If these attacks are related, a pertinent question is why the perpetrators have shifted their targets, to which there is a relatively easy answer; green-on-blue attacks are no longer as prevalent or effective as they were in 2012. The Center for Terrorism and Security Studies (CTSS) recently completed a data-driven analysis of green-on-blue attacks, victims and perpetrators. Since their original emergence in May 2007 there have been 112 green-on-blue attacks, and their occurrence steadily rose throughout 2007, 2008, 2009, 2010 and 2011 (3, 3, 8, 15 and 22 attacks per year accordingly) before sharply rising to 48 attacks (a 118% increase on 2011). Crucially the number of green-on-blue attacks decreased to only 13 in 2013 (a 63% decrease). These attacks combined to kill 157 ISAF personnel. To date only 2 insider attacks have occurred in 2014.

There are several possible reasons for this decline. Since August 2012, ISAF personnel have become increasingly protected from the small minority of ANSF personnel seeking to undertake an insider attack. The US military has trained and deployed ‘guardian angels’ whose role is to watch over and provide security to those ISAF personnel accompanying Afghan forces. The National Allied Treaty Organization (NATO) curbed the number of joint patrols between US/Coalition forces and the ANSF servicemen in Afghanistan and additional vetting procedures for incoming recruits have been established to better detect Taliban imposters who are attempting to infiltrate the ANSF.

These force protection efforts arguably leverage the concept of situational crime prevention – the attempt to influence an actor’s rational calculations of the costs/benefits of carrying out a specific action. However, the effect of situational crime prevention is also a double-edged sword. In not dealing with the root-cause of a behavior (in this case the motivations for why an individual may kill to target ISAF personnel) situational crime prevention can often result in an unwanted side effect; displacement. Displacement is the process whereby an actor who has not lost his motivation to undertake an activity merely moves their behavior to a less protected “soft” target that has a greater chance of success. An often-cited example of which is how the introduction of metal detectors in airports halved the number of airplane hijackings, yet significantly increased the number of hostage takings. Regarding the decrease in successful green-on-blue attacks in Afghanistan, it may therefore be important to consider if the increased targeting of journalists and westerners in Afghanistan is actually a case of targeting ‘ISAF by-proxy’?

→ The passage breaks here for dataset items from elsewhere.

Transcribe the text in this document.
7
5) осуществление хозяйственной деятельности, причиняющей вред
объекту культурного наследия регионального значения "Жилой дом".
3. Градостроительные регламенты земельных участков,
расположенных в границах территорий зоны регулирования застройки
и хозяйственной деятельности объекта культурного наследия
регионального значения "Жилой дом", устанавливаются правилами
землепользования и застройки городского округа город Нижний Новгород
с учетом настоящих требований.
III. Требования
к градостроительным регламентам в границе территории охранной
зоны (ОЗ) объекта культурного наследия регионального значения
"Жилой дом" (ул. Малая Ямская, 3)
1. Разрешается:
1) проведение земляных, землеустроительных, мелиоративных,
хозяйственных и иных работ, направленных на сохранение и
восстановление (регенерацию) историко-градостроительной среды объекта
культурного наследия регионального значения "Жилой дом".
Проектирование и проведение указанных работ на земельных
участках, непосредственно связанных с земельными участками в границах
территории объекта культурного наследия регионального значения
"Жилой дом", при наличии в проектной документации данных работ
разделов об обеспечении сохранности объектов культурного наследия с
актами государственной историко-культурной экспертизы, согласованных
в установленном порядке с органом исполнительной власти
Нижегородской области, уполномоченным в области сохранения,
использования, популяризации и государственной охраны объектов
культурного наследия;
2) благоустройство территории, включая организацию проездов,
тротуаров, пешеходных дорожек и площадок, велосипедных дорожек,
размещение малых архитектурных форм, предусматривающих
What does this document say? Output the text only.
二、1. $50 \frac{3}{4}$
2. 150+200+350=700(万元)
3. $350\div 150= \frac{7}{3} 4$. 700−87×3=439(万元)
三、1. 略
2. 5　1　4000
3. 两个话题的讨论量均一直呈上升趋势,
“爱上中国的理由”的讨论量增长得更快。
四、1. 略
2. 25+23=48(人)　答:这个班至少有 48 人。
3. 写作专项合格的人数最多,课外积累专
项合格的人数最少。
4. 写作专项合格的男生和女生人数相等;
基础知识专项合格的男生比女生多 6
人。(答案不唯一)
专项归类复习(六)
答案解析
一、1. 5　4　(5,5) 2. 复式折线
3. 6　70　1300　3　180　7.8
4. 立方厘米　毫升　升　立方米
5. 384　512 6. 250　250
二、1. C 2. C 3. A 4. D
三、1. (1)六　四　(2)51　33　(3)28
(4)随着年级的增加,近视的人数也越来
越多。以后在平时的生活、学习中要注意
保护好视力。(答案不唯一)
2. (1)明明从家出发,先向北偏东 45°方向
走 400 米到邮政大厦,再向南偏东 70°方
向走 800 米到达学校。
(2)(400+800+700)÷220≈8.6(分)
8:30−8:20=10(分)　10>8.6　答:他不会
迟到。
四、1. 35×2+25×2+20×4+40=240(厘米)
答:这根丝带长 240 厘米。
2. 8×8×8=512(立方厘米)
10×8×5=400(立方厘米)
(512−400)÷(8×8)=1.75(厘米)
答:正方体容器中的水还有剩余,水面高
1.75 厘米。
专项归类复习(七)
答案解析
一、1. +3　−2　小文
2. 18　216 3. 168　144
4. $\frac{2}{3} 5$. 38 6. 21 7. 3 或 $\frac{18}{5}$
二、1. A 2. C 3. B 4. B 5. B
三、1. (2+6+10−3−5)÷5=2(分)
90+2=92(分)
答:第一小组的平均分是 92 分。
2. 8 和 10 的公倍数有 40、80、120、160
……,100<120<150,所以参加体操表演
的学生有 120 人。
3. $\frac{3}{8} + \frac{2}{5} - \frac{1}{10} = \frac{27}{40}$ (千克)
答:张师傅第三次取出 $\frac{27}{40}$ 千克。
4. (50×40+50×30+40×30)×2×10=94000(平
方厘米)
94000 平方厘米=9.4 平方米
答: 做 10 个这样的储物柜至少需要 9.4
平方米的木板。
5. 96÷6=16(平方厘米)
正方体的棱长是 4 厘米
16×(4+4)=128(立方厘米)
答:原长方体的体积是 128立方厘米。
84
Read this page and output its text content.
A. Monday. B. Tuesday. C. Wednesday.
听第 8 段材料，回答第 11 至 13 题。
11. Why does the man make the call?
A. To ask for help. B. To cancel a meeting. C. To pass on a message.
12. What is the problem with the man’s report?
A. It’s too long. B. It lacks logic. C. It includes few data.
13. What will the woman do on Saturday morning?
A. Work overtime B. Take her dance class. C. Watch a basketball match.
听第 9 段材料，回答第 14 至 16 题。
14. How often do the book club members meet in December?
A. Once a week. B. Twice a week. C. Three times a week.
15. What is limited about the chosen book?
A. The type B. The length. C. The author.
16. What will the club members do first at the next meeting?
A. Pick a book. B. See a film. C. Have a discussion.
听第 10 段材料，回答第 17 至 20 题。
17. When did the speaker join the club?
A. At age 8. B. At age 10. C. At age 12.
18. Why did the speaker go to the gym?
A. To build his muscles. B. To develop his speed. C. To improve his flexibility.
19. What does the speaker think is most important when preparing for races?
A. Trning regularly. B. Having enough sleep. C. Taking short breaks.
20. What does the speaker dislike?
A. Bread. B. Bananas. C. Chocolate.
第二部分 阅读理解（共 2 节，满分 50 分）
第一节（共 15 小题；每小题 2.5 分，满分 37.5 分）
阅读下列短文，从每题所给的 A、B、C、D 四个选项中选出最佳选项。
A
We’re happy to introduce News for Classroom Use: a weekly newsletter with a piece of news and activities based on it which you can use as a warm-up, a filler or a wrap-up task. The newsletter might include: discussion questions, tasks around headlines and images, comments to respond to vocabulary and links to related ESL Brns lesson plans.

The answer to this remains to be seen, and these attacks could instead be viewed as murders of civilians (similar to the actions of Staff Sergeant Bales). However, if these attacks are an example of target switching in response to the ‘hardening’ of ISAF personnel then this will have several important ramifications for the protection of journalists, contractors, and non-government organizations that work in Afghanistan as ISAF operations are drawing to a close.